Edmund Clarence Stedman, ed. (1833–1908). An American Anthology, 1787–1900. 1900.

By Joseph RodmanDrake

67 From “The Culprit Fay”

THE FAY’S SENTENCE

THE MONARCH sat on his judgment-seat

On his brow the crown imperial shone,

The prisoner Fay was at his feet,

And his peers were ranged around the throne.
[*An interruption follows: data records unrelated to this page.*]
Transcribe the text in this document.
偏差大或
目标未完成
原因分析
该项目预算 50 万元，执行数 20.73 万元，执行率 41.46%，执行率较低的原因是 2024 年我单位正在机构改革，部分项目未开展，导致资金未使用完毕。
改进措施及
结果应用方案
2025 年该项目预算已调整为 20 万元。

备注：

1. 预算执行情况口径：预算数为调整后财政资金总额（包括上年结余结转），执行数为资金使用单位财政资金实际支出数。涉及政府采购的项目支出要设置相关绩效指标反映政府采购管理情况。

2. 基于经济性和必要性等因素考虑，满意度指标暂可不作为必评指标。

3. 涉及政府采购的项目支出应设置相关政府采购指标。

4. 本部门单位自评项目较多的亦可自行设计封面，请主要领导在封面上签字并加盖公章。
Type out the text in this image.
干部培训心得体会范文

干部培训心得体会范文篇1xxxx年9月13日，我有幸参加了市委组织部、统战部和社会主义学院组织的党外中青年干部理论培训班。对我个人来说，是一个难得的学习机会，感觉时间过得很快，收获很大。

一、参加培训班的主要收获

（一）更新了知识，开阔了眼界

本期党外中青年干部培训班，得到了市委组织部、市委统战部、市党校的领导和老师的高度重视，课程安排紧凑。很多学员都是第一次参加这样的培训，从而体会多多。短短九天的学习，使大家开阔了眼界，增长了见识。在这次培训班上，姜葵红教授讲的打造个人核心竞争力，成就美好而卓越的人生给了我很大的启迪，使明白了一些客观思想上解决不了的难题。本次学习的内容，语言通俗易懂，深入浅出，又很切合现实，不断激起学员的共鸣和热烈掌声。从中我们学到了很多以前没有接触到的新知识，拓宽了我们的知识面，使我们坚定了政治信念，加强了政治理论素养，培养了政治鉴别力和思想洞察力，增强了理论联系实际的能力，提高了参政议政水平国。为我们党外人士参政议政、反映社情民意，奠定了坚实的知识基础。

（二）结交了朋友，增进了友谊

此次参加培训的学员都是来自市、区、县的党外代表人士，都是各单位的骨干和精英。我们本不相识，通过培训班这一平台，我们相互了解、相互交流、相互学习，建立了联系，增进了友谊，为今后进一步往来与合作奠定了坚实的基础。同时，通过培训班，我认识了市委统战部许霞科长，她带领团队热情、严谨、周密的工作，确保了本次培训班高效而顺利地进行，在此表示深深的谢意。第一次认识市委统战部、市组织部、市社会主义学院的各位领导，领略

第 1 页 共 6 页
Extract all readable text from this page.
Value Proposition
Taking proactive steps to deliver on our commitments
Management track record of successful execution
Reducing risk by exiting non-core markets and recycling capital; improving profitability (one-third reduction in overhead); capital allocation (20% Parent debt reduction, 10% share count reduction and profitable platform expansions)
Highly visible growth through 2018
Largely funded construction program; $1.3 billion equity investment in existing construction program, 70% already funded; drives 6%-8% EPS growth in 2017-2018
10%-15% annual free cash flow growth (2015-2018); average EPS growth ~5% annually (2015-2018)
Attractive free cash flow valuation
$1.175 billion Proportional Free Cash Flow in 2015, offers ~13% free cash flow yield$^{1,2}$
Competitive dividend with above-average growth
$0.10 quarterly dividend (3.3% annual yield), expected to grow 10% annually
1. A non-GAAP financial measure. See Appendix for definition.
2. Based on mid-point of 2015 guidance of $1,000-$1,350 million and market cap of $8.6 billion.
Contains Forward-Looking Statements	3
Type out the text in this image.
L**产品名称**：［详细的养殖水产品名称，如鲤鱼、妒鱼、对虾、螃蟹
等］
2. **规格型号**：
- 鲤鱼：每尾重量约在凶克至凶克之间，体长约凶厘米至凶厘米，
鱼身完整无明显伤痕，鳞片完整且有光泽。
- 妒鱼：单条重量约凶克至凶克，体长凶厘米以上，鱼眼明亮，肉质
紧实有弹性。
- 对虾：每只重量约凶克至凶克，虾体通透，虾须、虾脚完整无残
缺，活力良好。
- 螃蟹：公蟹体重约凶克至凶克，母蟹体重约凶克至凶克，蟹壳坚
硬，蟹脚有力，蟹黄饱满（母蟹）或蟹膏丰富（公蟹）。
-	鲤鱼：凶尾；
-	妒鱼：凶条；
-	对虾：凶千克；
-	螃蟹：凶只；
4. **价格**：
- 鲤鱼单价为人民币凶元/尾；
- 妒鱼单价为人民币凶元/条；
He waved his sceptre in the air;

He looked around and calmly spoke;

His brow was grave and his eye severe,

But his voice in a softened accent broke:

“Fairy! Fairy! list and mark,

Thou hast broke thine elfin chain,

Thy flame-wood lamp is quenched and dark,

And thy wings are dyed with a deadly stain—

Thou hast sullied thine elfin purity

In the glance of a mortal maiden’s eye,

Thou hast scorned our dread decree,

And thou shouldst pay the forfeit high,

But well I know her sinless mind

Is pure as the angel forms above,

Gentle and meek, and chaste and kind,

Such as a spirit well might love;

Fairy! had she spot or taint,

Bitter had been thy punishment.

Tied to the hornet’s shardy wings;

Tossed on the pricks of nettle’s stings;

Or seven long ages doomed to dwell

With the lazy worm in the walnut-shell;

Or every night to writhe and bleed

Beneath the tread of the centipede;

Or bound in a cobweb dungeon dim,

Your jailer a spider huge and grim,

Amid the carrion bodies to lie,

Of the worm, and the bug, and the murdered fly;

These it had been your lot to bear,

Had a stain been found on the earthly fair.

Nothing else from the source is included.